HISTÓRIAS QUE NOSSO CINEMA (NÃO) CONTAVA
A pornochanchada passou à memória cultural brasileira como um interlúdio de vulgaridades e sucesso popular. Mas o trabalho de Fernanda Pessoa em HISTÓRIAS QUE NOSSO CINEMA (NÃO) CONTAVA joga outra luz sobre o gênero. Ao pinçar cenas de cunho político e comentários sociais diluídos na farândula cômico-erótica de dezenas de filmes, ela nos mostra que a pornochanchada às vezes falava sério.

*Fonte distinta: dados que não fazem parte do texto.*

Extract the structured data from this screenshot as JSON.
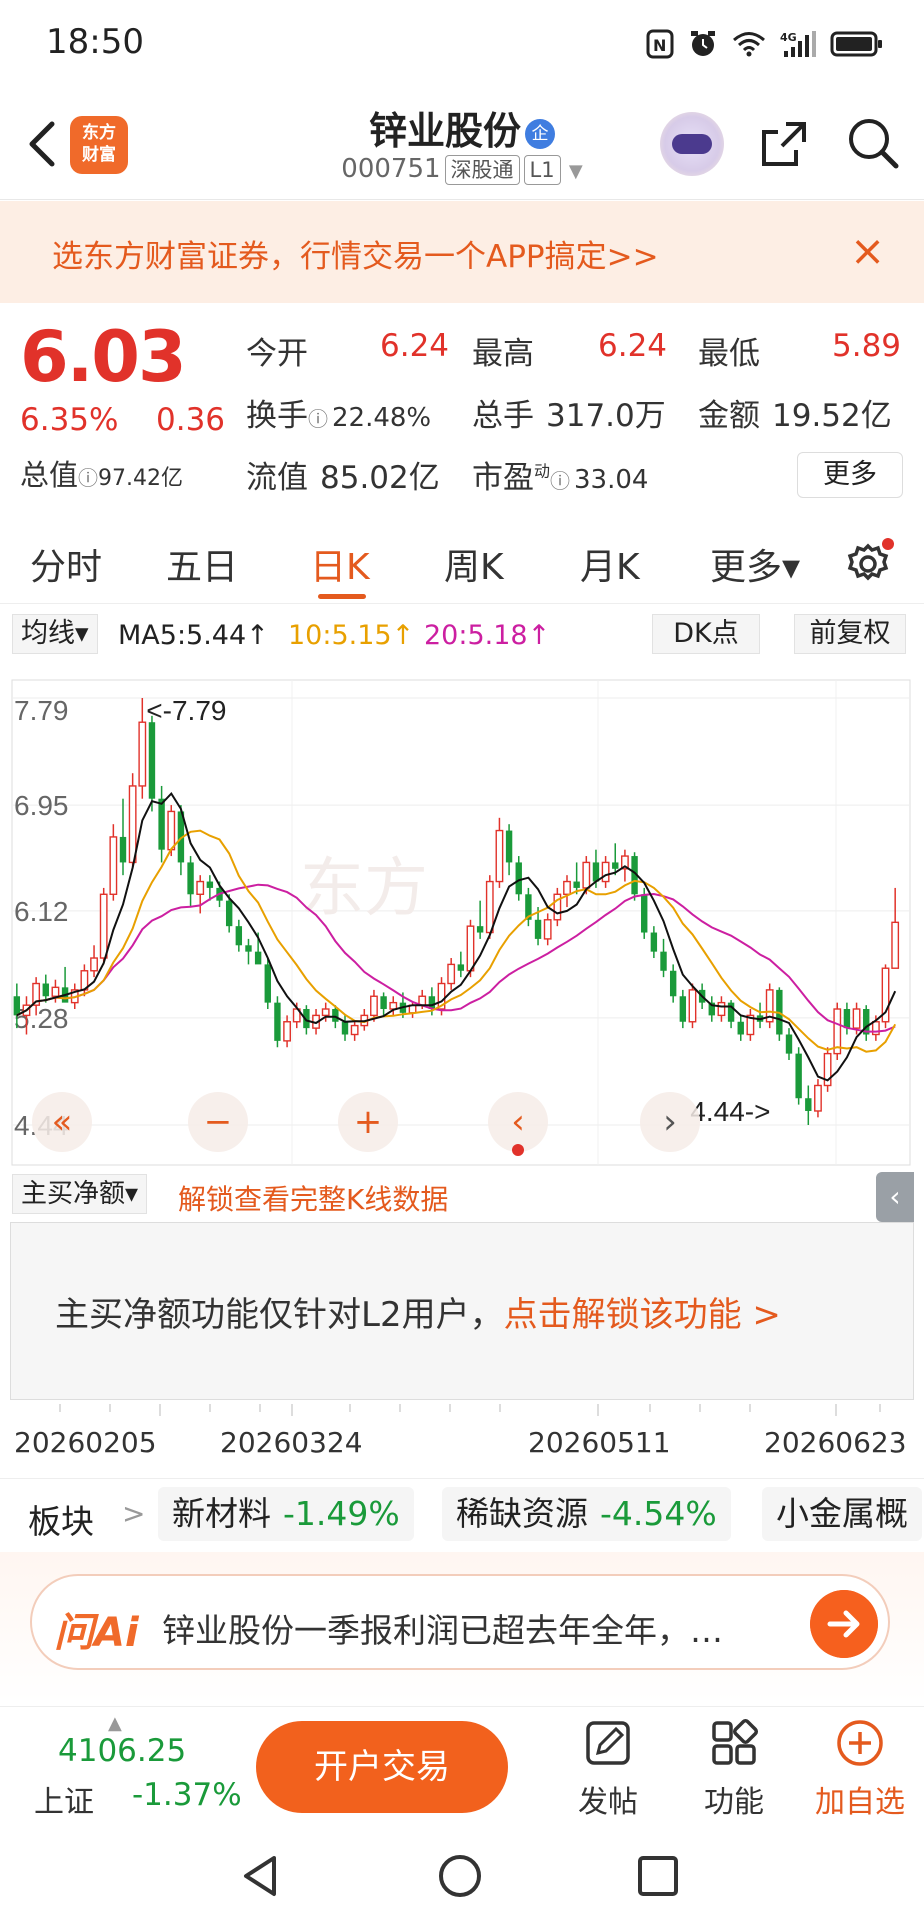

As cenas isoladas do seu contexto narrativo e ordenadas segundo blocos temáticos facilitam essa percepção. Assim é que, entre mulheres nuas e homens babando por elas, fala-se também de colonização cultural, desemprego, greves, recessão, migração interna, exploração capitalista e quetais. Há referências irônicas ao desenvolvimentismo da época ditatorial, assim como à censura, à guerrilha e à tortura. Assuntos como aborto, feminismo, consumismo, homossexualidade, drogas e religião também eram tratados na forma de sátira ou mesmo de pílulas desajeitadamente dramáticas em meio à sacanagem dominante.
O documentário enseja um mergulho nos anos 1970 e 1980, seus figurinos, cabelos e paisagens urbanas. Junto com tudo isso vem o autoritarismo machista da época, responsável justamente pelas tiradas mais divertidas e desconcertantes. A pornochanchada era marcada pela leva autoritária vigente na sociedade, mas eventualmente se insurgia contra isso no limite entre a piada e o protesto.
O filme de Fernanda já foi chamado de “o lado B do ‘Cinema Novo’, de Eryk Rocha”. Talvez seja mesmo nesse desejo de opinar sobre a realidade, ainda que de maneira submissa ao comercialismo, que a pornochanchada flerta com o cinema politizado que se fazia em paralelo.